Tovey thought about that, nodding. “Well, Professor, you and I both know that they do not always change for the good. I’m a military man, and one sworn to protect the empire and the kingdom I serve. Perhaps I was foolish not to try and sink this ship when I had the whole of Home Fleet at my back. Now we must live with the situation as it stands. The point is this: whether deliberate or not, this ship may return one day, or others like it, and we really don’t know what its purpose is. Until we do know, and to a certainty, we must take every possible precaution.
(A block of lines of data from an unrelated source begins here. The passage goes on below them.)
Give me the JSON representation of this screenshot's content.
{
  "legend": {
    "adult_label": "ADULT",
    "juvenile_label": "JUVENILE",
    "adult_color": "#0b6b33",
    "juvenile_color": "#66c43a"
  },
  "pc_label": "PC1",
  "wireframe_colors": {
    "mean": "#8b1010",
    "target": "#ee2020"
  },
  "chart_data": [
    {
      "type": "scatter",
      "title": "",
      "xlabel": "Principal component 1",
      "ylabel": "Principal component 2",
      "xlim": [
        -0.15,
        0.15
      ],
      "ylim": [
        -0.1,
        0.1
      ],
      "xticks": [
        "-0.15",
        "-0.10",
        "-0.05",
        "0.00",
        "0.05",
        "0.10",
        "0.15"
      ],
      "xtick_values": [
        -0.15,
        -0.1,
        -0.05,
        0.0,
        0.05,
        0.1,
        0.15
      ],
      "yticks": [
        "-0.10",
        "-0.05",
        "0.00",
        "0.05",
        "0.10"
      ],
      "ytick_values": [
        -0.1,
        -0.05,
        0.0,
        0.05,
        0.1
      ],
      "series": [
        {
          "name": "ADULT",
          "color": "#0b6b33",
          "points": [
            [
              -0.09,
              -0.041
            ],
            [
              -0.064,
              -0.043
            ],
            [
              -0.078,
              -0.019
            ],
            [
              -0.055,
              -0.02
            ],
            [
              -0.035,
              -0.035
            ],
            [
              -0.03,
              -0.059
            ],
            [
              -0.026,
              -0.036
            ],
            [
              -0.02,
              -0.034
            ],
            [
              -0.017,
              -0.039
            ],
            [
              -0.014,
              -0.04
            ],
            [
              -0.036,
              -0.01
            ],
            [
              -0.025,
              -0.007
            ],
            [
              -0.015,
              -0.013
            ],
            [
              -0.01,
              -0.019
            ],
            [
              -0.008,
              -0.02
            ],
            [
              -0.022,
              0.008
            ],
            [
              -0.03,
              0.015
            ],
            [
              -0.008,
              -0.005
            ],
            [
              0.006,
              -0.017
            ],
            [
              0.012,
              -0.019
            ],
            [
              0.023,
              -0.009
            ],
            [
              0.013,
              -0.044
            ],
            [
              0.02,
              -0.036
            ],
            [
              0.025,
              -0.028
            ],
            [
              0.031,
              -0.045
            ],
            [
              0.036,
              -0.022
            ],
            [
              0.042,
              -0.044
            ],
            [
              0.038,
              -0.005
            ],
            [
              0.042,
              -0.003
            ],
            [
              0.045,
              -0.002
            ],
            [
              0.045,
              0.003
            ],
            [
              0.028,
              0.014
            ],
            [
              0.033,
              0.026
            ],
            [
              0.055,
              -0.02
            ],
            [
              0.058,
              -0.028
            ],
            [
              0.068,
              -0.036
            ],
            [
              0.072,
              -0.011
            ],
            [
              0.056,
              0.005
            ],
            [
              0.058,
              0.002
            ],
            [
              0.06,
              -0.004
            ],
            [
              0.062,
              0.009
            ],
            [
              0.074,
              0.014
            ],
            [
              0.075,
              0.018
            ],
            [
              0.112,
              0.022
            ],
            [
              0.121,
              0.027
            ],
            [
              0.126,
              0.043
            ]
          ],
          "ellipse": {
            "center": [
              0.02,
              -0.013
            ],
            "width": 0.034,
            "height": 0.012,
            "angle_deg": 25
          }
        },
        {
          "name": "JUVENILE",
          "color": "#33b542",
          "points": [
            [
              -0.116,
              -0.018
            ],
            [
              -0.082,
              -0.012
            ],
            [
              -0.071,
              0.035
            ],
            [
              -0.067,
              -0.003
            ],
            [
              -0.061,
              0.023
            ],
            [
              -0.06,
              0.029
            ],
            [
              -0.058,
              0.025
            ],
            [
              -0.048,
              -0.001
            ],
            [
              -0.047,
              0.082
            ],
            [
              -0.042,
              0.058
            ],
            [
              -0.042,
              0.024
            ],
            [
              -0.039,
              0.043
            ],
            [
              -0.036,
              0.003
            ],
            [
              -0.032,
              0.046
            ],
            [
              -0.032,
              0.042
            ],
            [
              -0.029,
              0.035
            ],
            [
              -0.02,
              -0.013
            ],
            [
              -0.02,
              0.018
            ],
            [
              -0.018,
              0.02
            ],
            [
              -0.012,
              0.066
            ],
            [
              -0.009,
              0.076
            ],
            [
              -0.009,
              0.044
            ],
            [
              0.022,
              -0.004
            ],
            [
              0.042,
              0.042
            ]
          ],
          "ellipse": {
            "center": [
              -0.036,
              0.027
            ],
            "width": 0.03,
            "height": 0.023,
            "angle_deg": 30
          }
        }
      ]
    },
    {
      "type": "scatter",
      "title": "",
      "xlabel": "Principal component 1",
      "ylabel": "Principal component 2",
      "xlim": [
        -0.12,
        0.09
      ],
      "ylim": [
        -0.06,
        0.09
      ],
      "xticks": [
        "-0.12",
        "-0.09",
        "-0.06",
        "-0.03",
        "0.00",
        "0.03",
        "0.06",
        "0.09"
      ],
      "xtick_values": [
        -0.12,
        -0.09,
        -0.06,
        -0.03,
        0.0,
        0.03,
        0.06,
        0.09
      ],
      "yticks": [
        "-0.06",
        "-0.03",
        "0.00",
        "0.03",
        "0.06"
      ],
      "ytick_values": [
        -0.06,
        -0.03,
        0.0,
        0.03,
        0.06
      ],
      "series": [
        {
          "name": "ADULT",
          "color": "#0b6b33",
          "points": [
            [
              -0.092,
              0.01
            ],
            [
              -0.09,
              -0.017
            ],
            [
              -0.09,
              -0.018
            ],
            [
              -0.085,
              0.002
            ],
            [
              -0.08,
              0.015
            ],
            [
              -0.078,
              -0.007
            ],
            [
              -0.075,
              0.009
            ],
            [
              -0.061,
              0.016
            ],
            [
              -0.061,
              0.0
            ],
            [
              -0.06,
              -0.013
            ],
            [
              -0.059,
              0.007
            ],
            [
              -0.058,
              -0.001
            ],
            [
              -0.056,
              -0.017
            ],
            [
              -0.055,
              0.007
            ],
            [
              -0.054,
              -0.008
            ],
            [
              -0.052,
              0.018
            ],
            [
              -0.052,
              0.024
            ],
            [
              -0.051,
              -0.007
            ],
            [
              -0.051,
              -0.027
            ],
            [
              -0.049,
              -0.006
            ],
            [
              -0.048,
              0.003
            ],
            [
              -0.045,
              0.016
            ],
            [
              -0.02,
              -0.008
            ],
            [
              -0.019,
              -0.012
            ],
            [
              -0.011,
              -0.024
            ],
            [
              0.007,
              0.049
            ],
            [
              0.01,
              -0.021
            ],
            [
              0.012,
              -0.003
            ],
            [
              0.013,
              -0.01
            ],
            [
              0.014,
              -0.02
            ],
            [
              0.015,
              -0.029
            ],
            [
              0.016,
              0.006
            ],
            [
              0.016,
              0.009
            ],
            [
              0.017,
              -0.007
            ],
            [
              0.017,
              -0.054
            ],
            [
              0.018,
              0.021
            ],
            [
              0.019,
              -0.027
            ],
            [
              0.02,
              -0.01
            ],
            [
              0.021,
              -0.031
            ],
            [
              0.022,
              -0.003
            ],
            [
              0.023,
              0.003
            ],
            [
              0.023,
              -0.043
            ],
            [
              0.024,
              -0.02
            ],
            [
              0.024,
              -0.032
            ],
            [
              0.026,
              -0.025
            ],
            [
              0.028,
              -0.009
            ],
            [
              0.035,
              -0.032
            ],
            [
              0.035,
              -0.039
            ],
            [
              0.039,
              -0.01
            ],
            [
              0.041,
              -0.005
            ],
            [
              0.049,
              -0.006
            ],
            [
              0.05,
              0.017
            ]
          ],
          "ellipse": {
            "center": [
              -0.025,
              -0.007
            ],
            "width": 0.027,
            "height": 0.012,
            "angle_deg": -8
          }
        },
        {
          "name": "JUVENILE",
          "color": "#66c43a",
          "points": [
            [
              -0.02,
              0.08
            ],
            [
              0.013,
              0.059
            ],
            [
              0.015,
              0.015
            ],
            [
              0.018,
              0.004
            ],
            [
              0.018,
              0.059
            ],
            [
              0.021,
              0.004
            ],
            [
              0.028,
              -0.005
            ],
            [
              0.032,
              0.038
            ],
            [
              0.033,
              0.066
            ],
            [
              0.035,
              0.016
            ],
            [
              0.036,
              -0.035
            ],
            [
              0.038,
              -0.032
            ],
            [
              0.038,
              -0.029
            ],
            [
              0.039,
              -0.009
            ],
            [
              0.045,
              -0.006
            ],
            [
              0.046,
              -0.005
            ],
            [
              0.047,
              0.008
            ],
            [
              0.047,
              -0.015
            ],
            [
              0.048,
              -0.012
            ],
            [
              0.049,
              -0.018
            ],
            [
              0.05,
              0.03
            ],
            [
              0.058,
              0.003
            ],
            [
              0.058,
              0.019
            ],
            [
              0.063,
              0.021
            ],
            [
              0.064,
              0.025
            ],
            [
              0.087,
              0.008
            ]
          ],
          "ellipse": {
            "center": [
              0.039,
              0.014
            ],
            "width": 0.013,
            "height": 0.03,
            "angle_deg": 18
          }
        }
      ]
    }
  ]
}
Whether friend or foe, if the Soviet government of that future time ever does learn what happened to their ship, then we’ve another problem as well, because they will realize that this impossible notion of returning to the past is within their grasp, and that’s enough to tempt any man alive, Turing. That is real power.”
“I agree, sir, but what exactly are you suggesting we do about it?”
“A watch,” Tovey folded his arms. “We need a group of men in the know on this, men who can be trusted absolutely, competent men, and we need them to set a watch on every hour of every second of every day that passes from this moment on.”